As direct extensions of models like Transformers encounter diminishing returns, AI laboratories have observed that improvement rates for next-generation models fall short of expectations. Under data saturation and current scaling law limitations, designing innovative neural network architectures has become critical.
Experiments show that simply increasing parameters (absolute encoding) does not yield performance improvements, validating the effectiveness of the relative encoding method itself.
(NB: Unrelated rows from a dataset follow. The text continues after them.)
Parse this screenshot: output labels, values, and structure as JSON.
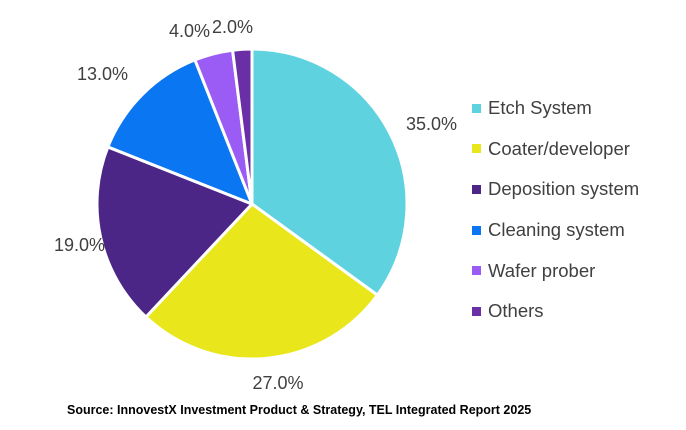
{
  "chart_data": {
    "type": "pie",
    "title": "",
    "legend_position": "right",
    "categories": [
      "Etch System",
      "Coater/developer",
      "Deposition system",
      "Cleaning system",
      "Wafer prober",
      "Others"
    ],
    "values": [
      35.0,
      27.0,
      19.0,
      13.0,
      4.0,
      2.0
    ],
    "value_labels": [
      "35.0%",
      "27.0%",
      "19.0%",
      "13.0%",
      "4.0%",
      "2.0%"
    ],
    "colors": [
      "#5fd2e0",
      "#e9e71b",
      "#4b2687",
      "#0a76f1",
      "#9a5cf5",
      "#6a2fa6"
    ],
    "source": "Source: InnovestX Investment Product & Strategy, TEL Integrated Report 2025"
  }
}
The paper cites important works in the deep learning field, including:
Original Transformer paper (Vaswani et al., 2017)
Vision Transformer (Dosovitskiy et al., 2021)
Related work on relative position encoding (Shaw et al., 2018; Liu et al., 2021, etc.)
Classical convolutional neural network works (LeCun et al., 1998; He et al., 2016, etc.)
Overall Assessment: This is a high-quality paper with contributions in both theory and practice. While it faces challenges regarding computational resource requirements, the proposed α-Translution variant effectively balances performance and efficiency. The paper provides a novel perspective on unifying fundamental operations in deep learning, possessing significant academic value and practical significance.